Que fait la police de l’eau ?

Le 14 décembre, nous apprenions grâce à Sud-Ouest le rejet de fluorescéine dans le ruisseau du Grand Ichaca à Erromardie (Saint Jean de Luz.), la société Suez est suspectée car elle fait des études en vue de l’implantation d’une Station d’épuration. Puis, le jeudi 15 décembre, c’est la société Gravasac ( fabricant et distributeur de matériel pour le bâtiment et les travaux publics ) qui reconnait une erreur de manipulation.

🤔 Quelle est la dose qui a été vraiment déversée les chiffres cités étant très divergents ? Quelle est la dose recommandée pour l’usage dans les réseaux d’eau ?
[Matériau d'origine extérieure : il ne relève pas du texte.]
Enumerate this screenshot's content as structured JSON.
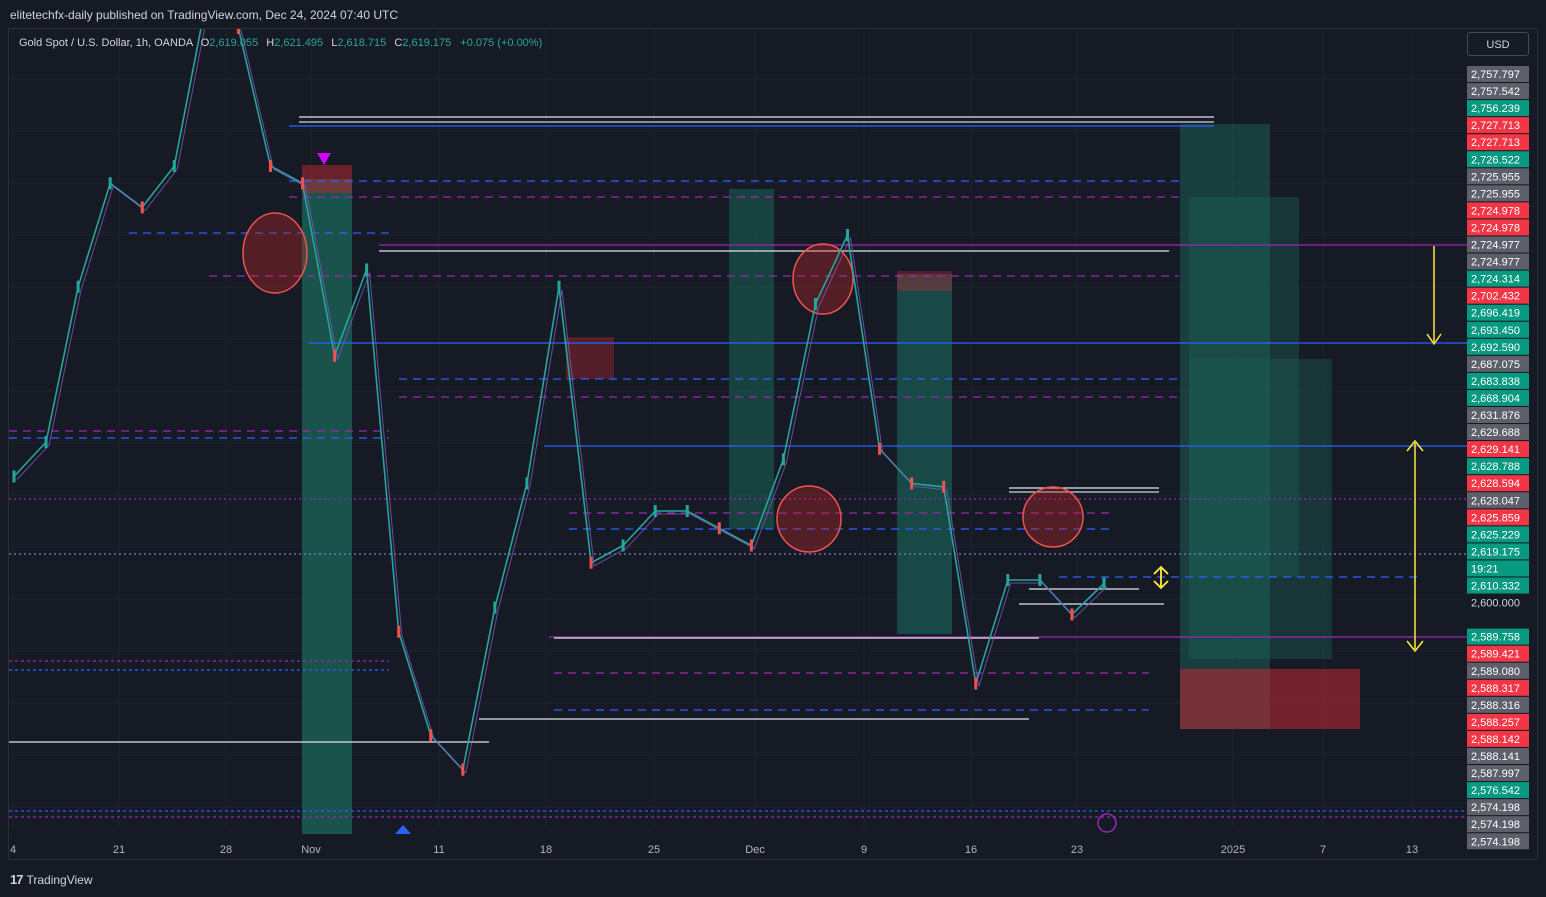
{
  "header": {
    "publisher_text": "elitetechfx-daily published on TradingView.com, Dec 24, 2024 07:40 UTC"
  },
  "legend": {
    "symbol": "Gold Spot / U.S. Dollar, 1h, OANDA",
    "o_label": "O",
    "o_value": "2,619.055",
    "h_label": "H",
    "h_value": "2,621.495",
    "l_label": "L",
    "l_value": "2,618.715",
    "c_label": "C",
    "c_value": "2,619.175",
    "change": "+0.075 (+0.00%)"
  },
  "currency": "USD",
  "countdown": "19:21",
  "footer": {
    "brand": "TradingView",
    "logo_glyph": "17"
  },
  "colors": {
    "background": "#161a25",
    "grid": "#1e222d",
    "up": "#26a69a",
    "down": "#ef5350",
    "blue_line": "#2962ff",
    "purple_line": "#9c27b0",
    "white_line": "#e0e3eb",
    "yellow": "#ffeb3b"
  },
  "price_scale": [
    {
      "label": "2,757.797",
      "color": "#5d606b"
    },
    {
      "label": "2,757.542",
      "color": "#5d606b"
    },
    {
      "label": "2,756.239",
      "color": "#089981"
    },
    {
      "label": "2,727.713",
      "color": "#f23645"
    },
    {
      "label": "2,727.713",
      "color": "#f23645"
    },
    {
      "label": "2,726.522",
      "color": "#089981"
    },
    {
      "label": "2,725.955",
      "color": "#5d606b"
    },
    {
      "label": "2,725.955",
      "color": "#5d606b"
    },
    {
      "label": "2,724.978",
      "color": "#f23645"
    },
    {
      "label": "2,724.978",
      "color": "#f23645"
    },
    {
      "label": "2,724.977",
      "color": "#5d606b"
    },
    {
      "label": "2,724.977",
      "color": "#5d606b"
    },
    {
      "label": "2,724.314",
      "color": "#089981"
    },
    {
      "label": "2,702.432",
      "color": "#f23645"
    },
    {
      "label": "2,696.419",
      "color": "#089981"
    },
    {
      "label": "2,693.450",
      "color": "#089981"
    },
    {
      "label": "2,692.590",
      "color": "#089981"
    },
    {
      "label": "2,687.075",
      "color": "#5d606b"
    },
    {
      "label": "2,683.838",
      "color": "#089981"
    },
    {
      "label": "2,668.904",
      "color": "#089981"
    },
    {
      "label": "2,631.876",
      "color": "#5d606b"
    },
    {
      "label": "2,629.688",
      "color": "#5d606b"
    },
    {
      "label": "2,629.141",
      "color": "#f23645"
    },
    {
      "label": "2,628.788",
      "color": "#089981"
    },
    {
      "label": "2,628.594",
      "color": "#f23645"
    },
    {
      "label": "2,628.047",
      "color": "#5d606b"
    },
    {
      "label": "2,625.859",
      "color": "#f23645"
    },
    {
      "label": "2,625.229",
      "color": "#089981"
    },
    {
      "label": "2,619.175",
      "color": "#089981"
    },
    {
      "label": "",
      "color": "#089981"
    },
    {
      "label": "2,610.332",
      "color": "#089981"
    },
    {
      "label": "2,600.000",
      "color": ""
    },
    {
      "label": "",
      "color": ""
    },
    {
      "label": "2,589.758",
      "color": "#089981"
    },
    {
      "label": "2,589.421",
      "color": "#f23645"
    },
    {
      "label": "2,589.080",
      "color": "#5d606b"
    },
    {
      "label": "2,588.317",
      "color": "#f23645"
    },
    {
      "label": "2,588.316",
      "color": "#5d606b"
    },
    {
      "label": "2,588.257",
      "color": "#f23645"
    },
    {
      "label": "2,588.142",
      "color": "#f23645"
    },
    {
      "label": "2,588.141",
      "color": "#5d606b"
    },
    {
      "label": "2,587.997",
      "color": "#5d606b"
    },
    {
      "label": "2,576.542",
      "color": "#089981"
    },
    {
      "label": "2,574.198",
      "color": "#5d606b"
    },
    {
      "label": "2,574.198",
      "color": "#5d606b"
    },
    {
      "label": "2,574.198",
      "color": "#5d606b"
    }
  ],
  "chart_data": {
    "type": "line",
    "symbol": "Gold Spot / U.S. Dollar",
    "timeframe": "1h",
    "x_ticks": [
      "4",
      "21",
      "28",
      "Nov",
      "11",
      "18",
      "25",
      "Dec",
      "9",
      "16",
      "23",
      "2025",
      "7",
      "13"
    ],
    "x": [
      "Oct 14",
      "Oct 17",
      "Oct 21",
      "Oct 23",
      "Oct 25",
      "Oct 28",
      "Oct 30",
      "Oct 31",
      "Nov 4",
      "Nov 6",
      "Nov 8",
      "Nov 11",
      "Nov 13",
      "Nov 14",
      "Nov 15",
      "Nov 18",
      "Nov 20",
      "Nov 22",
      "Nov 25",
      "Nov 26",
      "Nov 28",
      "Dec 2",
      "Dec 4",
      "Dec 6",
      "Dec 9",
      "Dec 11",
      "Dec 12",
      "Dec 13",
      "Dec 16",
      "Dec 17",
      "Dec 18",
      "Dec 19",
      "Dec 20",
      "Dec 23",
      "Dec 24"
    ],
    "series": [
      {
        "values": [
          2650,
          2660,
          2705,
          2735,
          2728,
          2740,
          2788,
          2780,
          2740,
          2735,
          2685,
          2710,
          2605,
          2575,
          2565,
          2612,
          2648,
          2705,
          2625,
          2630,
          2640,
          2640,
          2635,
          2630,
          2655,
          2700,
          2720,
          2658,
          2648,
          2647,
          2590,
          2620,
          2620,
          2610,
          2619
        ]
      }
    ],
    "current_price": 2619.175
  }
}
En effet cette molécule est utilisée dans le domaine médical où elle est connue pour causer des allergies graves, en hydrogéologie pour tracer les cours d’eau souterrain, dans le bâtiment , l’industrie et les réseaux d’eaux usées pour la recherche de fuites.

Si la couleur s’élimine rapidement, quel est le devenir de cette molécule ?
L’écotoxicité est encore discutée et pourrait varier selon les espèces et leur âge, la durée et concentration d’exposition, des synergies avec d’autres composés ou polluants, etc…

Son écotoxicité est réputée faible mais la toxicité de ses produits de dégradation pourrait être plus importante que la molécule-mère cependant elle n’est étudiée que depuis 2017. Les effets de la molécules sur un microcrustacé (filtreur) aquatique d’eau douce très commun : la daphnie (Daphnia pulex) montre une toxicité possible sur la reproduction après 10 jours d’exposition.

☝🏻Comment se fait-il qu’une entreprise qui produit et commercialise des produits chimiques pouvant être rejeté dans le milieu naturel de ne soit pas surveillée, cela ne relève-t-il pas des ICPE (Installation Classée pour la Protection de l’Environnement ?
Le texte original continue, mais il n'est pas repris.